Together they helped Father, still bewildered by it all, to bed.

That was the year Father really became our hero. And that was the year I grew up, even though I was only eight, for wasn’t I the oldest in the family – the one to whom Mother had turned in time of crisis – the one who now got odd jobs around the neighborhood to help? I felt suddenly important, and indispensable to the household.

Many things happened that winter. Perhaps in weather, in hard times, and certainly within our own home, it was the worst of any we ever experienced. Yet, with Mother’s grim determination to make everything come out all right, it did.

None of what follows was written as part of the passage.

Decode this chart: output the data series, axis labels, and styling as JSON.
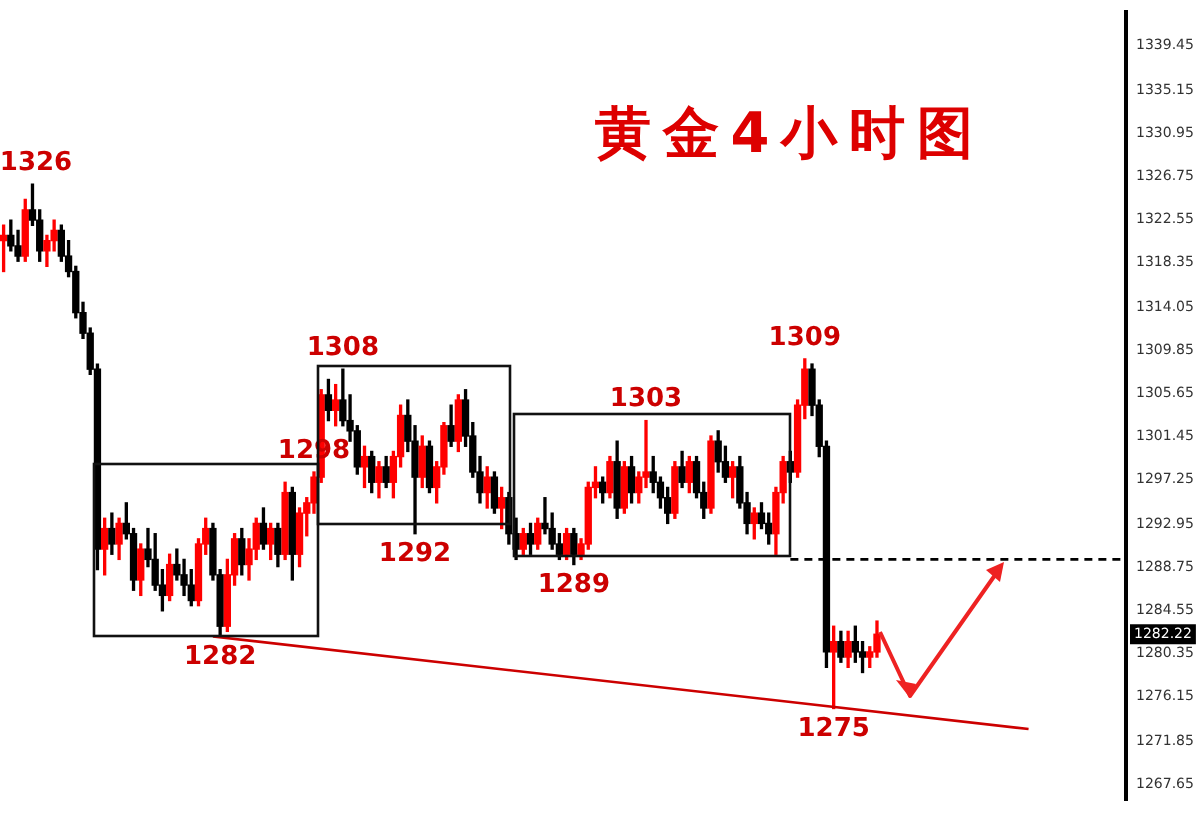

Three things happened which left their impress upon me for the rest of my life. Father, virtually helpless for a time, took the attitude that his oldest son, in spite of his tender years, was entitled to adult treatment and attention. Also, that winter I took my place in the household as a breadwinner. I got up before daybreak to carry papers before school. At noon each day I carried Mr. Bell’s warm lunch to him from his home up on West Twenty-fifty Street to his barber shop on Fulton Road, a distance of three quarters of a mile. At night I carried the evening paper – The Cleveland Press – and to wind up the day I worked in the grocery store across the street until it closed.

The third important thing that happened to me that severe winter, when I was just turned eight, was the firm resolve that one day I would be a writer like my hero, my father – and a newspaperman.